Daha aramız yeni düzelmişti bizim. Biz daha yeni yeni her şeyi düzeltmeye başlamıştık. İşi düşmüştü belki Özgür'ü ondan aramıştı. Ne bileyim aynı fakültedeler ödev yardımı için aramıştır. Kafayı yiyecektim en sonunda. Saçlarımı bırakıp çıktım odadan ağır ağır.
Mutfağa ilerlediğimde Özgür bir şeyler hazırlamış masaya koyuyordu. Yanıma yaklaşıp elimden tuttu iki eliyle ve yanaklarımdan öptü sulu sulu. Yorgundum ve onunla kavga edecek mecalim dahi yoktu.
"Özgür Funda seni neden arıyor?"
O gülen sımsıcak gülümsemesi bir anda soldu ve buz kesti suratı. Kötü düşünmemeye çalışıyordum ama bu yüz bana hiç iyi şeyler hissettirmiyordu ki. Cevapta vermiyordu, öyle buz gibi duruyordu.
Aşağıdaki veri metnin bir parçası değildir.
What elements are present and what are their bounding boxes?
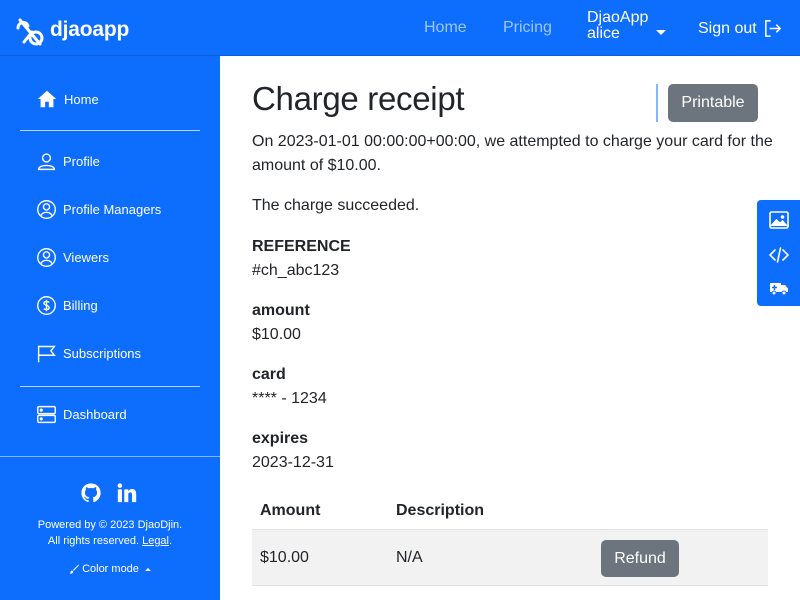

"Özgür bir soru sordum." O an gözlerini çekti benden ve bir adım uzaklaştı. Sağ eli ensesine gitti ve gözlerini bana dikti.
"Okuldan, yani okul ile ilgili Semih biliyorsun kulüp başkanı onun için arayacaktı. Yani kulüp ile ilgili, Semih'in numarası da yokmuş onda. Bende iş çıkışı müsait olurum o zaman ara deyince bu saatte aramış olsa gerek."
Düşündüm biraz, evet Semih bu oyun kulübünün başkanıydı. Ama anlamıdığım Özgür'ün Funda'da numarasının işi neydi.
"Anladım, senin numaranın onda işi ne peki?" Yine aynı yüz ifadesi vardı suratında.
"Okul grubundan almış ya."
"Anladım, inanıyorum sana ben. Öyle üç kez aradığını görünce işte ne bileyim." İki adımda yanıma gelip sıkıca sarıldı ve ıslak saçlarımdan iki üç kez öptü sertçe.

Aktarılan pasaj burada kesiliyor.